The Atrebates, such few of whom remained free and faithful to their Lord, embarked from the coast of Gaul [Julius Frontinus: Strategemata: ii:13], but they were not out of danger. Roman warships, alerted to Commios’ plans and seeking the renegade before he was beyond capture, spotted the fugitive ships and gave chase [5]. Commios’ flotilla was well ahead and within easy reach of the British coast and the Romans falling further and further behind when the pilot made a dreadful mistake. The tide was low, and the boats suddenly stuck on a hidden sand bar. With his usual swift cunning, Commios ordered the sails to remain spread to create the illusion that they were still heading for land as swiftly as ever. The Romans were deceived, turned about and gave up the chase.

 

It was now 50 BCE, and Commios and his entourage landed somewhere on the south of Britain, probably in one of the inlets on the Hampshire coast such as Bosham harbour or Southampton Water. He and his folk joined the British Atrebates and the many other refugees from the holocaust of the Roman conquest of Gaul, and, despite his ultimate defeat, Commios was greeted as a hero of the resistance. He was very wealthy [6] and successfully claimed the chieftainship of the Atrebates of Britain, founding a kingdom that at its height extended across northern Hampshire, southern Berkshire, Wiltshire and Sussex, and had treaty arrangements with Kent. He seems to have held some sort of authority in the valley of the Colne in the territory of the Trinovantes [Webster 1978: p45], and coins bearing his name were emblazoned with the motif of the triple-tailed horse, indicative of his firm commitment to ancient Belgic tradition and his rejection of all things Roman.

 

When at last he died he left at least two sons, Tincomaros and Eppilos, to carry on a dynasty that would continue into the Roman occupation of Britain in the person of his descendant Cogidubnus.
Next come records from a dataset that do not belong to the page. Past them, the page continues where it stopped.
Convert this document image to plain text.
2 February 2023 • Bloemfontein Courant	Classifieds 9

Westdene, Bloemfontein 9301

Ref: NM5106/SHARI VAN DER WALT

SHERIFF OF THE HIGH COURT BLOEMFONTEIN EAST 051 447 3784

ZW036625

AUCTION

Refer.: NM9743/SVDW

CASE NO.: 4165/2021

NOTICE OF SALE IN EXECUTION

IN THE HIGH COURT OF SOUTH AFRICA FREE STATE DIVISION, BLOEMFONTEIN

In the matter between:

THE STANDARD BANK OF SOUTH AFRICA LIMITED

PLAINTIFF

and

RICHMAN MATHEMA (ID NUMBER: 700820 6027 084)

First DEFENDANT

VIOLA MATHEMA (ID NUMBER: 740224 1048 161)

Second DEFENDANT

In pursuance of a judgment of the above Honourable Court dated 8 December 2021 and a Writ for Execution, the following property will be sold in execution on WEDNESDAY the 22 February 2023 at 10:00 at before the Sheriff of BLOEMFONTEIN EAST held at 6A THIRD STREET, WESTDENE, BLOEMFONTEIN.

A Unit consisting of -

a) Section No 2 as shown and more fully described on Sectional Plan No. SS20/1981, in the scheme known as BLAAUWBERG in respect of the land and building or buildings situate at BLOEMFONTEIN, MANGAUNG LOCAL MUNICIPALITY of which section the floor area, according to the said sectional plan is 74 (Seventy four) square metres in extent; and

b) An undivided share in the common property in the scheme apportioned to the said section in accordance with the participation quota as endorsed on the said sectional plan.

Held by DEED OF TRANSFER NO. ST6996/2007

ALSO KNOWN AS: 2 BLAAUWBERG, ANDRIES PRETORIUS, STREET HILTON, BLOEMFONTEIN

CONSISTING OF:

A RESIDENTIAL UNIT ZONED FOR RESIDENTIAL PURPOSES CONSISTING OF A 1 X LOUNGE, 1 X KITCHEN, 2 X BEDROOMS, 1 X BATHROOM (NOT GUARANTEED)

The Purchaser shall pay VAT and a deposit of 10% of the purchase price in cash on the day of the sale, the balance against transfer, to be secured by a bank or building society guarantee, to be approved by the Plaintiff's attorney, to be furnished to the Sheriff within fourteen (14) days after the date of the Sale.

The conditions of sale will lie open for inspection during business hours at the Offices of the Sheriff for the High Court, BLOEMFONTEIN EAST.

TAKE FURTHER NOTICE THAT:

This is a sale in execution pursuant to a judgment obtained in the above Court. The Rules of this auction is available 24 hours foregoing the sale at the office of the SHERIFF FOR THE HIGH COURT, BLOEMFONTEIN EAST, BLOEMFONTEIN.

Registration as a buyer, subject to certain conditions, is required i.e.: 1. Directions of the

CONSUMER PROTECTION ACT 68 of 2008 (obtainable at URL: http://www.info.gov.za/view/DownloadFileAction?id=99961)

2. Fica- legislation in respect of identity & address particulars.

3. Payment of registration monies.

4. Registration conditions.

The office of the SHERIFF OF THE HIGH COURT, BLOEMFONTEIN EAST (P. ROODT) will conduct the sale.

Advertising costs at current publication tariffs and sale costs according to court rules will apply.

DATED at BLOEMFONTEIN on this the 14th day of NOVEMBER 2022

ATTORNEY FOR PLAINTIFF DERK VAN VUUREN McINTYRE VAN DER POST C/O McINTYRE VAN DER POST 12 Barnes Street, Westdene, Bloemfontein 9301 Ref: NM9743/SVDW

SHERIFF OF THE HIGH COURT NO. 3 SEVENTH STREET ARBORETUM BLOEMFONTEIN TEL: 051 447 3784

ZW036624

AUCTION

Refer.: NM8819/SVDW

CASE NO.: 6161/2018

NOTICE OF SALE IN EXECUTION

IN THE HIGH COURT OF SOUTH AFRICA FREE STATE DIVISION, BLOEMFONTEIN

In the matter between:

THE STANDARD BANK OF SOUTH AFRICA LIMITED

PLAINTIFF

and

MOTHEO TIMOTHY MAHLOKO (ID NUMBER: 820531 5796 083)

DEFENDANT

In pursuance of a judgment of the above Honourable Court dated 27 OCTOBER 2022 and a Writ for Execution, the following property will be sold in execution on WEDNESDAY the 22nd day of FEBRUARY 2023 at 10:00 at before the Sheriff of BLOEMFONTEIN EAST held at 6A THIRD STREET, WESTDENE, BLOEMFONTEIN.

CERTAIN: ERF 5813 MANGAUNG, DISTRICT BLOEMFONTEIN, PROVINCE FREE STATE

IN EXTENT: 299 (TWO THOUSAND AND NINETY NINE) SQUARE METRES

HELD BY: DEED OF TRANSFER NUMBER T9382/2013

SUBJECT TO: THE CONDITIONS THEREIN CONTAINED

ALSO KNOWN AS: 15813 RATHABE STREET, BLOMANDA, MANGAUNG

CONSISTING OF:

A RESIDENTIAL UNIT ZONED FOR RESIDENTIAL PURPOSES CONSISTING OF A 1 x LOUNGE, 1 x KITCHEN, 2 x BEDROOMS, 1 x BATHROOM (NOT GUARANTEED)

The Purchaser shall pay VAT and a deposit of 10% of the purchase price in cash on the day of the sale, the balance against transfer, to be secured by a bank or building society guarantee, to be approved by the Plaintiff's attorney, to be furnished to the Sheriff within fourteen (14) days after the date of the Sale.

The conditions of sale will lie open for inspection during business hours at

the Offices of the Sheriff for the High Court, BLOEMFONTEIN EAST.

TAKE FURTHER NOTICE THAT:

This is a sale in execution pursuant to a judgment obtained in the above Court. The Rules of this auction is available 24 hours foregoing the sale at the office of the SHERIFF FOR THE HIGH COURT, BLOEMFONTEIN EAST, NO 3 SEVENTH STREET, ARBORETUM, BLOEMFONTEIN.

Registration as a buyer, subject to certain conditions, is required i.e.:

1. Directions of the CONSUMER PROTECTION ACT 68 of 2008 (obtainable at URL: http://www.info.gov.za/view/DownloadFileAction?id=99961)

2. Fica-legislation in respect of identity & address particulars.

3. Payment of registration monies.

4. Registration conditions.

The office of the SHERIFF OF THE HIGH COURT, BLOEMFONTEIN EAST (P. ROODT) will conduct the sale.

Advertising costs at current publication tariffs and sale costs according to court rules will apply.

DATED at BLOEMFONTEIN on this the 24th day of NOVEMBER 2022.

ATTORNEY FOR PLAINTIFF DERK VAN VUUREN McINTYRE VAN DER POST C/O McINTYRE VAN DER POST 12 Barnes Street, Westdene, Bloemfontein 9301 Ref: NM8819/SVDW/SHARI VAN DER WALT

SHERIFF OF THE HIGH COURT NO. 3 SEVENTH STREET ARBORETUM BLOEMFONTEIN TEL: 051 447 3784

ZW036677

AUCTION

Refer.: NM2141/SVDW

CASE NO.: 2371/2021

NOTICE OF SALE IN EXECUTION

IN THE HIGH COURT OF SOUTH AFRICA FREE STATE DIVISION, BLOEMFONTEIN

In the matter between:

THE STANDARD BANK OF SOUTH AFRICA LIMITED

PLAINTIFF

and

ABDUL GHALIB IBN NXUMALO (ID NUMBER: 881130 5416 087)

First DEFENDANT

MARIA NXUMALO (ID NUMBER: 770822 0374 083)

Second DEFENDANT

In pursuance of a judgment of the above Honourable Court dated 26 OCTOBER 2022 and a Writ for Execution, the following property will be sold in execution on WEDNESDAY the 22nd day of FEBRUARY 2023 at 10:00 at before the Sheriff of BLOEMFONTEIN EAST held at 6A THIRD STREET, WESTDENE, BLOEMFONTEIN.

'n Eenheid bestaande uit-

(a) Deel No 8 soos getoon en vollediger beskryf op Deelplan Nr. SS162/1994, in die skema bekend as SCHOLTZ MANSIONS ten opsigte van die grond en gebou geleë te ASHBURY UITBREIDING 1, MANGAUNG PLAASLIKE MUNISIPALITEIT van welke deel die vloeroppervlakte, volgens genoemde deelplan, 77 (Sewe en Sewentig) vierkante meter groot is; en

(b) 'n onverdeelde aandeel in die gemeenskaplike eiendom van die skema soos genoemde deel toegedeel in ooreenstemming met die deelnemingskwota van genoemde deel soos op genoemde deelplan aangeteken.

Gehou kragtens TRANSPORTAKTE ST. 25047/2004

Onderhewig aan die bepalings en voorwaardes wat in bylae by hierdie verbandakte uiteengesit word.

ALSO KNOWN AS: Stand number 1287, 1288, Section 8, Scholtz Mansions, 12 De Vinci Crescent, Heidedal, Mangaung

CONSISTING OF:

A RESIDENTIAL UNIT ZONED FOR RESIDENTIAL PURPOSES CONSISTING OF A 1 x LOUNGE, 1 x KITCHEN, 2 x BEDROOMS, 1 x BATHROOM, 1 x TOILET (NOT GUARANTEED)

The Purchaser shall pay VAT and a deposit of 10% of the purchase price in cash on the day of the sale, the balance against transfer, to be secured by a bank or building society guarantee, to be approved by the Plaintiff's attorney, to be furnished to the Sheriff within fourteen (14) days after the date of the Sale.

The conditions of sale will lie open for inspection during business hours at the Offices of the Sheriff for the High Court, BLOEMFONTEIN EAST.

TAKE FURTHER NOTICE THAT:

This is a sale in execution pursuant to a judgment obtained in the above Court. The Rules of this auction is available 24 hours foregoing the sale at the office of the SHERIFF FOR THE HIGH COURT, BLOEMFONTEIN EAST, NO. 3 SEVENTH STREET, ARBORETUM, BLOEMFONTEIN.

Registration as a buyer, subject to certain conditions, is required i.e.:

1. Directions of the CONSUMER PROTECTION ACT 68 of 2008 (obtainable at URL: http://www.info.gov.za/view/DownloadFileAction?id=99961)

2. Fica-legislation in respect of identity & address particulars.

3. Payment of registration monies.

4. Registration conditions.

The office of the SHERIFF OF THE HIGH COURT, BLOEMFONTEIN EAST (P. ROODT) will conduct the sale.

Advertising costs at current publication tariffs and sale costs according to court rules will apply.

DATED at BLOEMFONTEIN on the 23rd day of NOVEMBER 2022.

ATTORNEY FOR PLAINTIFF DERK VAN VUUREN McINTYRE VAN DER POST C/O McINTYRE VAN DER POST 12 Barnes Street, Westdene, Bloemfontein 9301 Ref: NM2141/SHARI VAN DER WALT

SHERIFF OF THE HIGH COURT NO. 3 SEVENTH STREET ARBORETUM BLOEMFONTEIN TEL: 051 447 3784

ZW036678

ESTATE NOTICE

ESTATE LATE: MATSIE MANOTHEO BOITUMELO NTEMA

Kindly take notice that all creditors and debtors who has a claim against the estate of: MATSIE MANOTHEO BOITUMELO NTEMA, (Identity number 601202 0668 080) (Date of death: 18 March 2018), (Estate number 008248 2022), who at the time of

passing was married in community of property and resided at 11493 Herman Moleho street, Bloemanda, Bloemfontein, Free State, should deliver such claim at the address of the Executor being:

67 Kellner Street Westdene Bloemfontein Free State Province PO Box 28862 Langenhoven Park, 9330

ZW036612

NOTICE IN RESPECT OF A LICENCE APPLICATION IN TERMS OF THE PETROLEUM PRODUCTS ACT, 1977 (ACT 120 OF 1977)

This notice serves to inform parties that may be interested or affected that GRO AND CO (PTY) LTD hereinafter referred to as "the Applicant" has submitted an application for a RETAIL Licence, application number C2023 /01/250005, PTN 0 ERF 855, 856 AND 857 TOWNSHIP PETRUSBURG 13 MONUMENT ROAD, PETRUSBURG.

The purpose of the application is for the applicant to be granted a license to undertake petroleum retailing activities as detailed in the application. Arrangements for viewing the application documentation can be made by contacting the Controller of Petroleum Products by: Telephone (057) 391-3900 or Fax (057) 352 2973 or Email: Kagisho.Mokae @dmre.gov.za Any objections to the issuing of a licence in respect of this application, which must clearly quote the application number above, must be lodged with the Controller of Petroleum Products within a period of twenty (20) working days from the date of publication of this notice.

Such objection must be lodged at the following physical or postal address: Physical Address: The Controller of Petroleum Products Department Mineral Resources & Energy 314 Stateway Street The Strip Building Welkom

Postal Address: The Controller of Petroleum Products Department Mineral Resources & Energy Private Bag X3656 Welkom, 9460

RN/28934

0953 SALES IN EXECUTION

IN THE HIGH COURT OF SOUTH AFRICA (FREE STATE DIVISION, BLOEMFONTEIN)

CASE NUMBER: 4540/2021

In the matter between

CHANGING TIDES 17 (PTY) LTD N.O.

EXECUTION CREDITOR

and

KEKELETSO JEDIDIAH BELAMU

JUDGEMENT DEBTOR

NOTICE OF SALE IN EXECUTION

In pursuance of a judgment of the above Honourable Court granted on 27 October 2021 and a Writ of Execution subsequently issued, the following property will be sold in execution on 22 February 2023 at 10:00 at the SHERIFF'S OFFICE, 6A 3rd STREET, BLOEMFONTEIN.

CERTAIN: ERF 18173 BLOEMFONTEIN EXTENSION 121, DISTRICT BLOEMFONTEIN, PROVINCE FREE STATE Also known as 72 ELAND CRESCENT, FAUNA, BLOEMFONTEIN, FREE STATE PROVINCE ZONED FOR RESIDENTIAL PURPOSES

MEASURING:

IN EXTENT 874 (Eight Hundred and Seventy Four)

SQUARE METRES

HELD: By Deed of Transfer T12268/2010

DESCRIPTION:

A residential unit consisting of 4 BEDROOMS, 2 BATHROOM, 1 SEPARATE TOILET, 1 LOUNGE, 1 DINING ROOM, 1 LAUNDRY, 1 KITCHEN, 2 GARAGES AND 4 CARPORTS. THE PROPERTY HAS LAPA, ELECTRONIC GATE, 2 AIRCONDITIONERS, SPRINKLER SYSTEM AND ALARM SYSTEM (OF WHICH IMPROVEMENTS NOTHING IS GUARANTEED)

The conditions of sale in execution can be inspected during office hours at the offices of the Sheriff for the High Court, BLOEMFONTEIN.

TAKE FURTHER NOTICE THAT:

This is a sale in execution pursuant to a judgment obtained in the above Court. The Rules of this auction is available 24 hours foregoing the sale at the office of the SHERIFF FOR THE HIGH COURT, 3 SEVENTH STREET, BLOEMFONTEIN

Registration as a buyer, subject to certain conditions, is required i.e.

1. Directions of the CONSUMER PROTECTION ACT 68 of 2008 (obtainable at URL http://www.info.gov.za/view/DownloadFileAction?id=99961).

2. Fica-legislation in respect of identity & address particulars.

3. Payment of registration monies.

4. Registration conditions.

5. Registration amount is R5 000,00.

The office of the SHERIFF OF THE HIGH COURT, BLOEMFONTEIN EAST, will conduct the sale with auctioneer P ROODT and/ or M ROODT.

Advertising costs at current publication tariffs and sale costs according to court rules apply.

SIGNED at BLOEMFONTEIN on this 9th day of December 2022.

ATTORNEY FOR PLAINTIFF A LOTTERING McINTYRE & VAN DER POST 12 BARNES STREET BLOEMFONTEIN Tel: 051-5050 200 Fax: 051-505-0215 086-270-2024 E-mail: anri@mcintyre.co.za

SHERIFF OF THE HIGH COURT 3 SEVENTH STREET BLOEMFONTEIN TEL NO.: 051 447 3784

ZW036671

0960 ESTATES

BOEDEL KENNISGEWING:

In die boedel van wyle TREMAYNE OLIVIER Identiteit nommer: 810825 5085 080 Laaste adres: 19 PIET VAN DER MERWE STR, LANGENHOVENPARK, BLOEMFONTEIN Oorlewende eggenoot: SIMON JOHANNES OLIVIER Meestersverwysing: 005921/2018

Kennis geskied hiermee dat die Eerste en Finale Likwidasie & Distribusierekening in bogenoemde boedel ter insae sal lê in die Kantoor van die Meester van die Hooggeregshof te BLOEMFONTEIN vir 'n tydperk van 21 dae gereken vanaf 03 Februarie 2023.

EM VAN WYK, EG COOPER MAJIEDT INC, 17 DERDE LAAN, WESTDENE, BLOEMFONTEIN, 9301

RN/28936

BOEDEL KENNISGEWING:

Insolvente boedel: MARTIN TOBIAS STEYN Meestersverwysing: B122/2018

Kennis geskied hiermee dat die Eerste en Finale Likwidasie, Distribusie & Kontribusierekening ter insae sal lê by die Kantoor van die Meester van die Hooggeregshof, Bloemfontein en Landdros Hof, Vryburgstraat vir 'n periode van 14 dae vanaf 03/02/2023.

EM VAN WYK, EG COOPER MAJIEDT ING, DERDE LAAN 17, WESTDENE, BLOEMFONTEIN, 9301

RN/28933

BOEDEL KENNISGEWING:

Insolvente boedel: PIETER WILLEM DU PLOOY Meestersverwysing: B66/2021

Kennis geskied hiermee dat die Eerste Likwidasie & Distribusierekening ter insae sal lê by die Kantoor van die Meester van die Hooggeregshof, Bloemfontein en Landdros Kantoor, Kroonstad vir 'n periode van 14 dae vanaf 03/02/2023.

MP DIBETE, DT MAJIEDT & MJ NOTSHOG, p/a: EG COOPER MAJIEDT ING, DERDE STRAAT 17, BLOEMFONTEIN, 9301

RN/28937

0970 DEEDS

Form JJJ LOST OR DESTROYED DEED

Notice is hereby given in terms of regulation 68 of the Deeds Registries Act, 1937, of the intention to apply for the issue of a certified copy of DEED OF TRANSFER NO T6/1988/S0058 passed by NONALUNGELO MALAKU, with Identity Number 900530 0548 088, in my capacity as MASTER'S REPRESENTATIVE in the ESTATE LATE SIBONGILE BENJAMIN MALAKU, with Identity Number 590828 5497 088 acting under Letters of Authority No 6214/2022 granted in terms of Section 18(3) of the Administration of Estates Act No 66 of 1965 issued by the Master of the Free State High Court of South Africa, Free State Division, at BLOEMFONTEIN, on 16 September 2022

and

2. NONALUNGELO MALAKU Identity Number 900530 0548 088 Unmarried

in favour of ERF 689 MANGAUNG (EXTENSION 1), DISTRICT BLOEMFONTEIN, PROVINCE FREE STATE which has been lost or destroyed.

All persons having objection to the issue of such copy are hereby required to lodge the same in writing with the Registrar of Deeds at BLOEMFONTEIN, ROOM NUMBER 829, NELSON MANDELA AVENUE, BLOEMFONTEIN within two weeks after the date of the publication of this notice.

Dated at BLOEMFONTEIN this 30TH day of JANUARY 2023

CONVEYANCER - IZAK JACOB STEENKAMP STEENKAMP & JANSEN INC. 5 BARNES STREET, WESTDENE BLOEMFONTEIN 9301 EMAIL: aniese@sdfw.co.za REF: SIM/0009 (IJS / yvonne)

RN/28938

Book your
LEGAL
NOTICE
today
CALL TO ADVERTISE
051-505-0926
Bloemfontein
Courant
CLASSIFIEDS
In that time Rome and the House of Commios at last reconciled and became firm friends.

 

 

 

 

02:03.04.

Commios: Notes to the Text.

[1] References in Caesar would indicate that the continental Atrebates were a numerically weak tribe. Whether this was by nature or due to some unrecorded slaughter of horrific proportions is not known. The fact remains that when numbers are quoted, the Atrebates have a small showing. For example, in the muster list for the levies that marched to the relief of Alesia during the revolt of Vercingetorix, the Aedui and Arverni are required to field 35,000 fighting men each, the Sequani, Senones, Bituriges, Santoni, Ruteni and Carnutes 12,000 each, the Bellovaci and Lemovices 10,000 each. The Atrebates come well down the list with a levy of 4,000. (Caesar, De Bello Gallico, vii:5).

 

[2] Caesar (DBG v:1) quite clearly states that Commios “had brought across – about thirty horsemen”.

 

[3] Caesar carefully plays down his losses, dismissing them as “a few servants and pack animals”. His casualties were much higher than he wanted to admit, but to say so would have been to acknowledge that the Gauls were getting the better of him.

 

[4] The following anecdote is drawn from the “Commentario De Bello Gallico” of Aulus Hirtius, an epilogue rounding off the narrative of the campaign and usually appended to the main work. Why Caesar did not finish his book is not known, but he may have lacked the time. It was probably written in one burst after the campaigns of 51, in the winter of 51-50 BCE, and Caesar, having much else to attend to, never actually got around to finishing it himself. Hirtius wrote the commentario just after Caesar’s death on March 14 44 BCE, possibly as a valedictory. He was a long-time friend and comrade-in-arms of Caesar, accompanying him on campaign and possibly acting as his secretary. With Pansa, he was consul for 43 BCE, but was killed in battle with the forces of Marcus Antonius at Mutena in April of that year.

 

[5] Frontinus says that Caesar was in pursuit. It is doubtful, but by no means impossible, that Caesar was personally present on one of the ships, but if he had been it is likely that he would have pursued Commios anyway and discovered the ruse, altering the course of history. Most probably the reference is metonymical.

 

[6] Morris 1982: p34. A last, and very large, quantity of coins of Gallic mint arrived in Britain at exactly the same time as Commios. The coincidence seems too much for mere chance.